Sunday, January 8, 2017

PEU New Fund Size Hits Record for 2016


Pensions+Investments reported:

807 private equity funds closed on a total of $345 billion in 2016, up from $328 billion by 944 private equity funds in 2015. Half of the private equity funds exceeded their target sizes. The average private equity fund size was a record $476 million, exceeding the previous high of $446 million in 2007. 
PE fund size's previous reported high was a mere nine months before the September 2008 financial crisis.  Harbinger Carlyle Capital Corporation imploded in March 2008.  Consider the words of two Carlyle co-founders on CCC's failure:

“I’m at a loss to say how the whole market can be wrong about the product at this time and we are right,”Carlyle co-founder David Rubenstein

“Maybe,” Carlyle co-founder Bill Conway wrote, “panic is appropriate.”
One burned CCC investor is financing a $1 billion lawsuit against Carlyle.  The judge's decision is due in early 2017.  As litigation funding is now an asset class of its own the decision will be bullish for one party and bearish to the other.

On the real estate side private funds shifted from equity to debt in 2016.  The Real Deal reported:

Private real estate funds raised near-record levels of capital in 2016, as the industry saw a noticeable shift away from equity investments toward debt.

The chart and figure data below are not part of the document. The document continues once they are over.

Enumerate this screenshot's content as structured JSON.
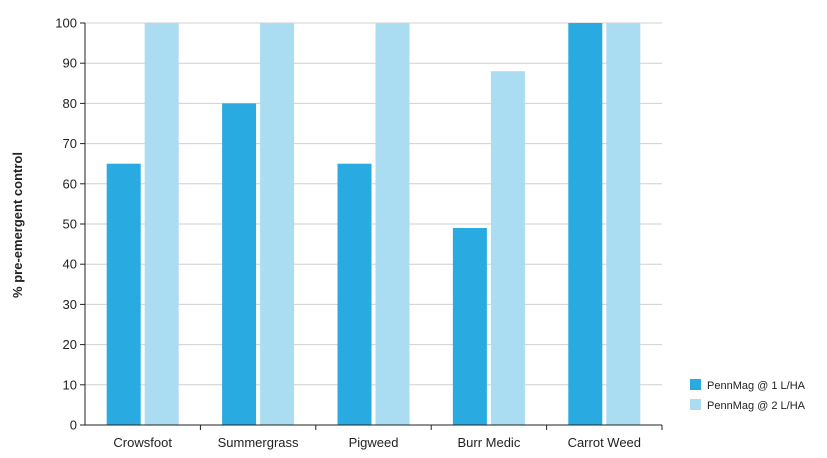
{
  "chart_data": {
    "type": "bar",
    "title": "",
    "xlabel": "",
    "ylabel": "% pre-emergent control",
    "categories": [
      "Crowsfoot",
      "Summergrass",
      "Pigweed",
      "Burr Medic",
      "Carrot Weed"
    ],
    "series": [
      {
        "name": "PennMag @ 1 L/HA",
        "color": "#29abe2",
        "values": [
          65,
          80,
          65,
          49,
          100
        ]
      },
      {
        "name": "PennMag @ 2 L/HA",
        "color": "#aadcf2",
        "values": [
          100,
          100,
          100,
          88,
          100
        ]
      }
    ],
    "ylim": [
      0,
      100
    ],
    "yticks": [
      0,
      10,
      20,
      30,
      40,
      50,
      60,
      70,
      80,
      90,
      100
    ],
    "grid": true,
    "legend_position": "bottom-right"
  }
}
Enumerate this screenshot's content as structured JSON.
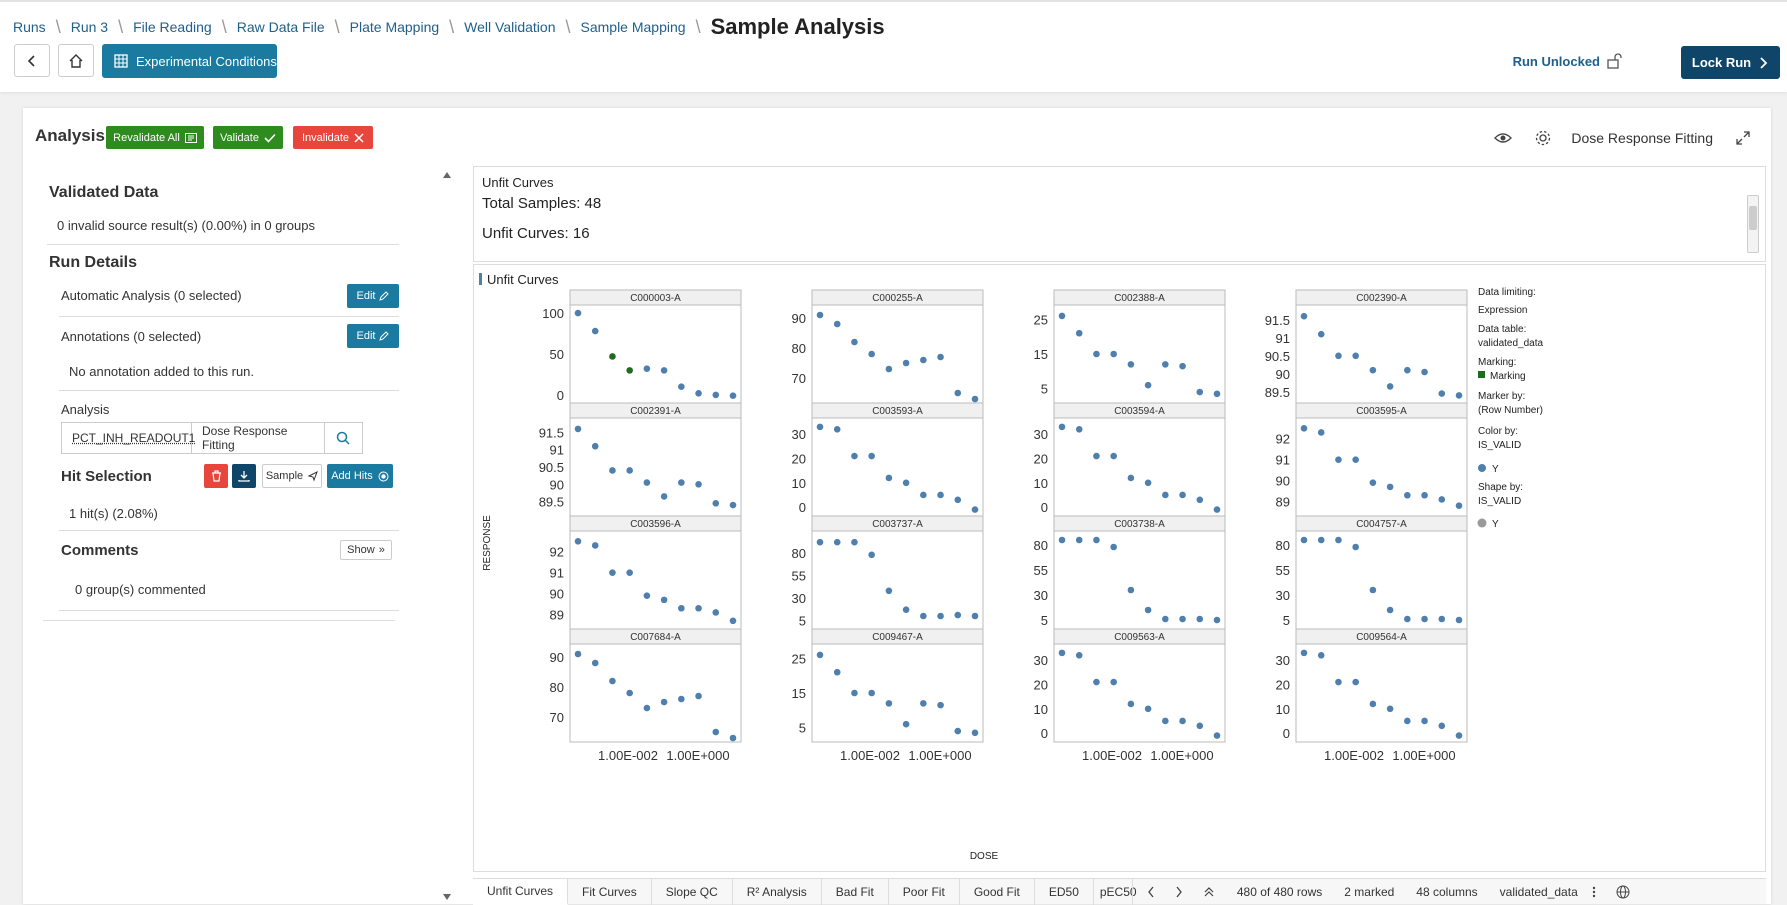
{
  "breadcrumbs": [
    "Runs",
    "Run 3",
    "File Reading",
    "Raw Data File",
    "Plate Mapping",
    "Well Validation",
    "Sample Mapping"
  ],
  "page_title": "Sample Analysis",
  "toolbar": {
    "experimental_conditions": "Experimental Conditions",
    "run_status": "Run Unlocked",
    "lock_run": "Lock Run"
  },
  "analysis": {
    "title": "Analysis",
    "revalidate_all": "Revalidate All",
    "validate": "Validate",
    "invalidate": "Invalidate",
    "view_label": "Dose Response Fitting"
  },
  "left": {
    "validated_data_title": "Validated Data",
    "validated_data_text": "0 invalid source result(s) (0.00%) in 0 groups",
    "run_details_title": "Run Details",
    "automatic_analysis": "Automatic Analysis (0 selected)",
    "annotations": "Annotations (0 selected)",
    "edit": "Edit",
    "no_annotation": "No annotation added to this run.",
    "analysis_label": "Analysis",
    "readout": "PCT_INH_READOUT1",
    "method": "Dose Response Fitting",
    "hit_selection_title": "Hit Selection",
    "sample_btn": "Sample",
    "add_hits": "Add Hits",
    "hits_text": "1 hit(s) (2.08%)",
    "comments_title": "Comments",
    "show_btn": "Show",
    "comments_text": "0 group(s) commented"
  },
  "table_panel": {
    "title": "Unfit Curves",
    "total": "Total Samples: 48",
    "unfit": "Unfit Curves: 16"
  },
  "viz": {
    "title": "Unfit Curves",
    "ylabel": "RESPONSE",
    "xlabel": "DOSE",
    "legend": {
      "l1": "Data limiting:",
      "l2": "Expression",
      "l3": "Data table:",
      "l4": "validated_data",
      "l5": "Marking:",
      "l6": "Marking",
      "l7": "Marker by:",
      "l8": "(Row Number)",
      "l9": "Color by:",
      "l10": "IS_VALID",
      "l11": "Y",
      "l12": "Shape by:",
      "l13": "IS_VALID",
      "l14": "Y"
    },
    "colors": {
      "point": "#4f7fad",
      "marked": "#1f6b1f",
      "shape": "#999999"
    }
  },
  "chart_data": {
    "type": "scatter",
    "xticks": [
      "1.00E-002",
      "1.00E+000"
    ],
    "panels": [
      {
        "name": "C000003-A",
        "yticks": [
          {
            "v": 100,
            "l": "100"
          },
          {
            "v": 50,
            "l": "50"
          },
          {
            "v": 0,
            "l": "0"
          }
        ],
        "ylim": [
          -5,
          105
        ],
        "y": [
          100,
          78,
          47,
          30,
          32,
          30,
          10,
          2,
          0,
          -1
        ],
        "marked": [
          2,
          3
        ]
      },
      {
        "name": "C000255-A",
        "yticks": [
          {
            "v": 90,
            "l": "90"
          },
          {
            "v": 80,
            "l": "80"
          },
          {
            "v": 70,
            "l": "70"
          }
        ],
        "ylim": [
          63,
          93
        ],
        "y": [
          91,
          88,
          82,
          78,
          73,
          75,
          76,
          77,
          65,
          63
        ]
      },
      {
        "name": "C002388-A",
        "yticks": [
          {
            "v": 25,
            "l": "25"
          },
          {
            "v": 15,
            "l": "15"
          },
          {
            "v": 5,
            "l": "5"
          }
        ],
        "ylim": [
          2,
          28
        ],
        "y": [
          26,
          21,
          15,
          15,
          12,
          6,
          12,
          11.5,
          4,
          3.5
        ]
      },
      {
        "name": "C002390-A",
        "yticks": [
          {
            "v": 91.5,
            "l": "91.5"
          },
          {
            "v": 91,
            "l": "91"
          },
          {
            "v": 90.5,
            "l": "90.5"
          },
          {
            "v": 90,
            "l": "90"
          },
          {
            "v": 89.5,
            "l": "89.5"
          }
        ],
        "ylim": [
          89.3,
          91.8
        ],
        "y": [
          91.6,
          91.1,
          90.5,
          90.5,
          90.1,
          89.65,
          90.1,
          90.05,
          89.45,
          89.4
        ]
      },
      {
        "name": "C002391-A",
        "yticks": [
          {
            "v": 91.5,
            "l": "91.5"
          },
          {
            "v": 91,
            "l": "91"
          },
          {
            "v": 90.5,
            "l": "90.5"
          },
          {
            "v": 90,
            "l": "90"
          },
          {
            "v": 89.5,
            "l": "89.5"
          }
        ],
        "ylim": [
          89.2,
          91.8
        ],
        "y": [
          91.6,
          91.1,
          90.4,
          90.4,
          90.05,
          89.65,
          90.05,
          90,
          89.45,
          89.4
        ]
      },
      {
        "name": "C003593-A",
        "yticks": [
          {
            "v": 30,
            "l": "30"
          },
          {
            "v": 20,
            "l": "20"
          },
          {
            "v": 10,
            "l": "10"
          },
          {
            "v": 0,
            "l": "0"
          }
        ],
        "ylim": [
          -2,
          35
        ],
        "y": [
          33,
          32,
          21,
          21,
          12,
          10,
          5,
          5,
          3,
          -1
        ]
      },
      {
        "name": "C003594-A",
        "yticks": [
          {
            "v": 30,
            "l": "30"
          },
          {
            "v": 20,
            "l": "20"
          },
          {
            "v": 10,
            "l": "10"
          },
          {
            "v": 0,
            "l": "0"
          }
        ],
        "ylim": [
          -2,
          35
        ],
        "y": [
          33,
          32,
          21,
          21,
          12,
          10,
          5,
          5,
          3,
          -1
        ]
      },
      {
        "name": "C003595-A",
        "yticks": [
          {
            "v": 92,
            "l": "92"
          },
          {
            "v": 91,
            "l": "91"
          },
          {
            "v": 90,
            "l": "90"
          },
          {
            "v": 89,
            "l": "89"
          }
        ],
        "ylim": [
          88.5,
          92.8
        ],
        "y": [
          92.5,
          92.3,
          91,
          91,
          89.9,
          89.7,
          89.3,
          89.3,
          89.1,
          88.8
        ]
      },
      {
        "name": "C003596-A",
        "yticks": [
          {
            "v": 92,
            "l": "92"
          },
          {
            "v": 91,
            "l": "91"
          },
          {
            "v": 90,
            "l": "90"
          },
          {
            "v": 89,
            "l": "89"
          }
        ],
        "ylim": [
          88.5,
          92.8
        ],
        "y": [
          92.5,
          92.3,
          91,
          91,
          89.9,
          89.7,
          89.3,
          89.3,
          89.1,
          88.7
        ]
      },
      {
        "name": "C003737-A",
        "yticks": [
          {
            "v": 80,
            "l": "80"
          },
          {
            "v": 55,
            "l": "55"
          },
          {
            "v": 30,
            "l": "30"
          },
          {
            "v": 5,
            "l": "5"
          }
        ],
        "ylim": [
          0,
          100
        ],
        "y": [
          92,
          92,
          92,
          78,
          38,
          17,
          10,
          10,
          11,
          10
        ]
      },
      {
        "name": "C003738-A",
        "yticks": [
          {
            "v": 80,
            "l": "80"
          },
          {
            "v": 55,
            "l": "55"
          },
          {
            "v": 30,
            "l": "30"
          },
          {
            "v": 5,
            "l": "5"
          }
        ],
        "ylim": [
          0,
          90
        ],
        "y": [
          85,
          85,
          85,
          78,
          35,
          15,
          6,
          6,
          6,
          5
        ]
      },
      {
        "name": "C004757-A",
        "yticks": [
          {
            "v": 80,
            "l": "80"
          },
          {
            "v": 55,
            "l": "55"
          },
          {
            "v": 30,
            "l": "30"
          },
          {
            "v": 5,
            "l": "5"
          }
        ],
        "ylim": [
          0,
          90
        ],
        "y": [
          85,
          85,
          85,
          78,
          35,
          15,
          6,
          6,
          6,
          5
        ]
      },
      {
        "name": "C007684-A",
        "yticks": [
          {
            "v": 90,
            "l": "90"
          },
          {
            "v": 80,
            "l": "80"
          },
          {
            "v": 70,
            "l": "70"
          }
        ],
        "ylim": [
          63,
          93
        ],
        "y": [
          91,
          88,
          82,
          78,
          73,
          75,
          76,
          77,
          65,
          63
        ]
      },
      {
        "name": "C009467-A",
        "yticks": [
          {
            "v": 25,
            "l": "25"
          },
          {
            "v": 15,
            "l": "15"
          },
          {
            "v": 5,
            "l": "5"
          }
        ],
        "ylim": [
          2,
          28
        ],
        "y": [
          26,
          21,
          15,
          15,
          12,
          6,
          12,
          11.5,
          4,
          3.5
        ]
      },
      {
        "name": "C009563-A",
        "yticks": [
          {
            "v": 30,
            "l": "30"
          },
          {
            "v": 20,
            "l": "20"
          },
          {
            "v": 10,
            "l": "10"
          },
          {
            "v": 0,
            "l": "0"
          }
        ],
        "ylim": [
          -2,
          35
        ],
        "y": [
          33,
          32,
          21,
          21,
          12,
          10,
          5,
          5,
          3,
          -1
        ]
      },
      {
        "name": "C009564-A",
        "yticks": [
          {
            "v": 30,
            "l": "30"
          },
          {
            "v": 20,
            "l": "20"
          },
          {
            "v": 10,
            "l": "10"
          },
          {
            "v": 0,
            "l": "0"
          }
        ],
        "ylim": [
          -2,
          35
        ],
        "y": [
          33,
          32,
          21,
          21,
          12,
          10,
          5,
          5,
          3,
          -1
        ]
      }
    ]
  },
  "bottom": {
    "tabs": [
      "Unfit Curves",
      "Fit Curves",
      "Slope QC",
      "R² Analysis",
      "Bad Fit",
      "Poor Fit",
      "Good Fit",
      "ED50",
      "pEC50"
    ],
    "rows": "480 of 480 rows",
    "marked": "2 marked",
    "columns": "48 columns",
    "table": "validated_data"
  }
}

The global shift toward debt mirrors a trend within New York’s real estate industry. Several development firms have launched debt businesses over the past year, as inflated property prices make equity investments less appealing and cautious banks create an opening to issue loans.
The overall volume of dry powder – or money that has been committed by fund investors but has not been invested in properties yet – rose to a record $237 billion, up from $229 billion in 2015 and $136 billion in 2012. The Blackstone Group’s real estate funds alone sat on $33.2 billion in dry powder as of September..
Debt holders have recourse when equity is wiped out, be it corporate or real estate.  Private equity underwriters (PEU) have been known to force a prepackaged bankruptcy.  Ask the Brintons' family about their experience with The Carlyle Group.  It was distinctly distasteful.